Green hydrogen market trends are evidenced by an impressive portfolio of projects in Europe, spanning the entire hydrogen value chain. Despite this expansion, the lack of investment decision-making presents a crucial challenge. Even so, public funding has experienced ups and downs, where the US Inflation Reduction Act (IRA) has raised awareness of the risk of losing the European lead in the hydrogen sector. Efforts by the EU and national support schemes, such as Germany's H2 Global, together with successful auctions in Denmark, stand out as crucial measures to financially support hydrogen projects and maintain momentum in the sector.
These prospects outline a scenario where the need to accelerate investment decisions becomes critical as the hydrogen industry expands rapidly. In addition, financing and training of skilled personnel are key challenges that need to be addressed to further boost the growth and development of green hydrogen.
Review Energy (R.E.): What would be the most relevant milestones for the green hydrogen industry in 2023?
Jorgo Chatzimarkakis (J.C.): The passing of major legislation concerning hydrogen (RED, AFIR, gas package...) as well as the launch of the European Hydrogen Bank.
R.E.: How do you perceive current trends in the green hydrogen market?
J.C.: Project announcements are coming fast and there is a massive pipeline of projects in Europe across the hydrogen value chain (hydrogen production, infrastructure, mobility, end-use...). One negative trend is that only 4% of these projects are reaching final investment decision (FIDs). We need to see an uptick of FIDs in 2024.
R.E.: What is your opinion on the development of public funding in the US and other countries?
J.C.: The US Inflation Reduction Act was a bit of a shock to the system of European industry and policy makers, who realised there was a risk of Europe's advantage in hydrogen slipping away.

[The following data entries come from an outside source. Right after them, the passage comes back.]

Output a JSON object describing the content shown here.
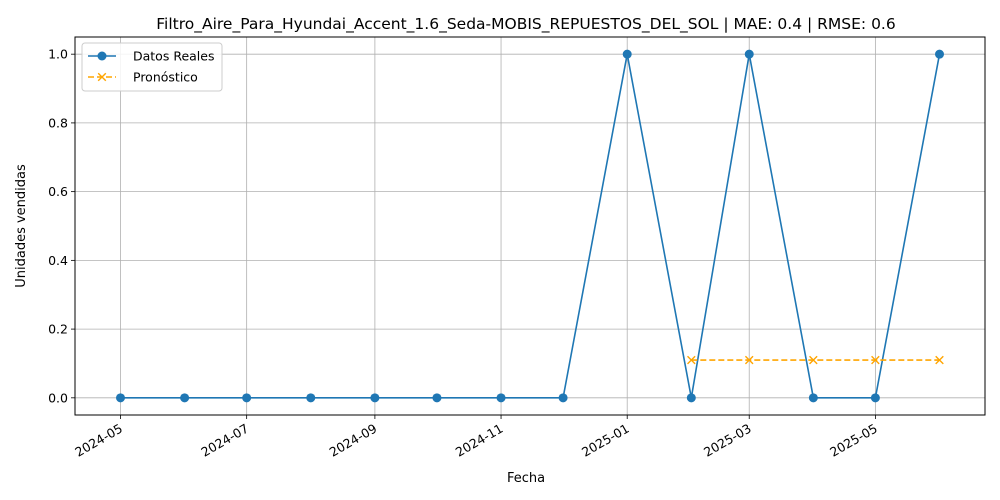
{
  "chart_data": {
    "type": "line",
    "title": "Filtro_Aire_Para_Hyundai_Accent_1.6_Seda-MOBIS_REPUESTOS_DEL_SOL | MAE: 0.4 | RMSE: 0.6",
    "xlabel": "Fecha",
    "ylabel": "Unidades vendidas",
    "xlim": [
      "2024-04-09",
      "2025-06-23"
    ],
    "ylim": [
      -0.05,
      1.05
    ],
    "x_ticks": [
      "2024-05",
      "2024-07",
      "2024-09",
      "2024-11",
      "2025-01",
      "2025-03",
      "2025-05"
    ],
    "y_ticks": [
      "0.0",
      "0.2",
      "0.4",
      "0.6",
      "0.8",
      "1.0"
    ],
    "grid": true,
    "legend_position": "top-left",
    "series": [
      {
        "name": "Datos Reales",
        "color": "#1f77b4",
        "style": "solid",
        "marker": "circle",
        "points": [
          {
            "x": "2024-05-01",
            "y": 0
          },
          {
            "x": "2024-06-01",
            "y": 0
          },
          {
            "x": "2024-07-01",
            "y": 0
          },
          {
            "x": "2024-08-01",
            "y": 0
          },
          {
            "x": "2024-09-01",
            "y": 0
          },
          {
            "x": "2024-10-01",
            "y": 0
          },
          {
            "x": "2024-11-01",
            "y": 0
          },
          {
            "x": "2024-12-01",
            "y": 0
          },
          {
            "x": "2025-01-01",
            "y": 1
          },
          {
            "x": "2025-02-01",
            "y": 0
          },
          {
            "x": "2025-03-01",
            "y": 1
          },
          {
            "x": "2025-04-01",
            "y": 0
          },
          {
            "x": "2025-05-01",
            "y": 0
          },
          {
            "x": "2025-06-01",
            "y": 1
          }
        ]
      },
      {
        "name": "Pronóstico",
        "color": "#ffa500",
        "style": "dashed",
        "marker": "x",
        "points": [
          {
            "x": "2025-02-01",
            "y": 0.11
          },
          {
            "x": "2025-03-01",
            "y": 0.11
          },
          {
            "x": "2025-04-01",
            "y": 0.11
          },
          {
            "x": "2025-05-01",
            "y": 0.11
          },
          {
            "x": "2025-06-01",
            "y": 0.11
          }
        ]
      }
    ]
  }
}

The announcement of the EU Hydrogen Bank, as well as domestic support schemes like Germany's H2 Global and Denmark's successful hydrogen auctions, will be key to providing public support to hydrogen projects.

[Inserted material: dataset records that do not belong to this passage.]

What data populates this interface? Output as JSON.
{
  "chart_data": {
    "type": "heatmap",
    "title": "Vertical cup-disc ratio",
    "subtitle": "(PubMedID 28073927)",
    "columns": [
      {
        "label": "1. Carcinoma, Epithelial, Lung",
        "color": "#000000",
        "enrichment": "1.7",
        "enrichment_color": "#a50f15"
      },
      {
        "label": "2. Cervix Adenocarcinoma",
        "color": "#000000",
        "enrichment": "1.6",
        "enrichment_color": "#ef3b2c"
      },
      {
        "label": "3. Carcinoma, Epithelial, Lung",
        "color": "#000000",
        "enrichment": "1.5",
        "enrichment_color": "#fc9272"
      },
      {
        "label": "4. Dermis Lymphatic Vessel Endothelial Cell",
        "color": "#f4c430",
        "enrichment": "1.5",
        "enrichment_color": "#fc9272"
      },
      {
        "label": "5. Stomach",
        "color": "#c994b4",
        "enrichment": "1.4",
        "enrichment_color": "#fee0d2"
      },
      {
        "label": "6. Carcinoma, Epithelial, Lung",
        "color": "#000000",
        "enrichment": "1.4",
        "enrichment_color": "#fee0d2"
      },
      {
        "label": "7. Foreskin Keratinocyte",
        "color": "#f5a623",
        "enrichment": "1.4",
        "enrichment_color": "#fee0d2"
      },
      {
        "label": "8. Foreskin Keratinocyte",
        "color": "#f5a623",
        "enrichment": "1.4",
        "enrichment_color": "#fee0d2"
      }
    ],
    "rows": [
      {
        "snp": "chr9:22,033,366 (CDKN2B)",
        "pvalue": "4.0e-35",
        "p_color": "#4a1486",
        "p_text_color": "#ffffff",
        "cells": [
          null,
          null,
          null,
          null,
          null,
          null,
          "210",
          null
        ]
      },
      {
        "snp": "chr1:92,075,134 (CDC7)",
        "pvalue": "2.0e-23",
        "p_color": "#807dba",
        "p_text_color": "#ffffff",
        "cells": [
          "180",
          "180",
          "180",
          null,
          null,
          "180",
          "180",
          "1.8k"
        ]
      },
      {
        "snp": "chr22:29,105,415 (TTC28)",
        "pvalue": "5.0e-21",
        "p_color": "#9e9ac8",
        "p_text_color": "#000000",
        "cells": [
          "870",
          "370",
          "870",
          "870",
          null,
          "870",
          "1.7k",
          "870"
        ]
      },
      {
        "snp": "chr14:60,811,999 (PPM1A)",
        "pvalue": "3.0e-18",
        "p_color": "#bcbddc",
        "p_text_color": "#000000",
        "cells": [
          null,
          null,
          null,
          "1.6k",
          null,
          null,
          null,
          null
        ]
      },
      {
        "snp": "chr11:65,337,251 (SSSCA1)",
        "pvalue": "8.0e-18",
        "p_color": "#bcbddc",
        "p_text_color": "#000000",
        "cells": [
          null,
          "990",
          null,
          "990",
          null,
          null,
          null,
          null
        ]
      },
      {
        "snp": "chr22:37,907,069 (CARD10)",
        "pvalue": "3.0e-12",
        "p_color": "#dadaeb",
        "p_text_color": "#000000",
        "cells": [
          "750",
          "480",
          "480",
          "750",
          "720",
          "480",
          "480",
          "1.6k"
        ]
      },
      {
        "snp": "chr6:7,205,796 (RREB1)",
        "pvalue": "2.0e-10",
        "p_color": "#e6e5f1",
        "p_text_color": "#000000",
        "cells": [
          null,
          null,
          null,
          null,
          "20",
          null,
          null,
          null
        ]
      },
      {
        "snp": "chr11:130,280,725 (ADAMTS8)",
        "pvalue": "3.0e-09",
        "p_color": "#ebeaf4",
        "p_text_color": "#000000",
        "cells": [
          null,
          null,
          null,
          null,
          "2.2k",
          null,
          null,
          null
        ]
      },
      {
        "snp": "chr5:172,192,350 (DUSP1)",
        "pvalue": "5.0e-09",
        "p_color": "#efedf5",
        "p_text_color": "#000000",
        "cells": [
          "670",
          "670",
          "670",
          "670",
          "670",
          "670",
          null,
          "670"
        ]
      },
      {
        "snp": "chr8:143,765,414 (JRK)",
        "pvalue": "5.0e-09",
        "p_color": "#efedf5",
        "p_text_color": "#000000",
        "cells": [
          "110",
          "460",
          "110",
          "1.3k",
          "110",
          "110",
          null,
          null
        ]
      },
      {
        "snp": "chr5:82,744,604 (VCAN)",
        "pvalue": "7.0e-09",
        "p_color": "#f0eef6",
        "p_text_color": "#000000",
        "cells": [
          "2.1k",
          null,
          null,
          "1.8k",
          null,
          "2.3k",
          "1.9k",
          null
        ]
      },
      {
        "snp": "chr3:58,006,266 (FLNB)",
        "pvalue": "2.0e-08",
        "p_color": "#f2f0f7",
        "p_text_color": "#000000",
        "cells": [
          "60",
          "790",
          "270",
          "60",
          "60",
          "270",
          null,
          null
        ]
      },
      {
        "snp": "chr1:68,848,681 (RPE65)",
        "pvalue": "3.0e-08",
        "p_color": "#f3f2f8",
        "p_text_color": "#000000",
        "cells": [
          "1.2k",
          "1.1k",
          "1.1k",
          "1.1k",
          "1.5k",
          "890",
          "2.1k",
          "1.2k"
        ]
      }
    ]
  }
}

R.E.: What key investments or projects in 2023 significantly impacted industry growth?
J.C.: NEOM reached financial close on a massive hydrogen project in Saudi Arabia, providing project developers with a roadmap of sorts in how to attract private financing to your hydrogen project.
R.E.: What measures are being taken to reduce the costs associated with green hydrogen production and which ones do you think have the most room for improvement?
J.C.: Costs will come down with scale and innovation, as with any new industry. In the meantime, public support mechanisms like the EU Hydrogen Bank, will be key to keeping costs lower.
R.E.: What challenges were overcome and which ones still remain?
J.C.: We have overcome the challenge of not having any regulatory framework for hydrogen. The main pillars are now in place with RED, AFIR, NZIA, gas package, and other directives and regulations.
What remains is the financing gap and the skills gap (we need to train enough people to be qualified to work in the hydrogen sector).
R.E.: After one year of H2MEd, what is the outlook?
J.C.: It was announced in January that the Franco-Spanish H2Med pipeline project, which aims to transport 10% of the bloc's decarbonised hydrogen by 2030, would be extended to Germany. The project is awaiting a decision on inclusion as an Important Project of Common European Interest (IPCEI), which would greatly help its development.
R.E.: Isn't replacing natural gas infrastructure to support hydrogen complicated?
J.C.: No, in fact it's quite easy to adapt existing gas infrastructure to be suitable for hydrogen – which is why we see this as a great opportunity not to have to build new infrastructure completely from scratch.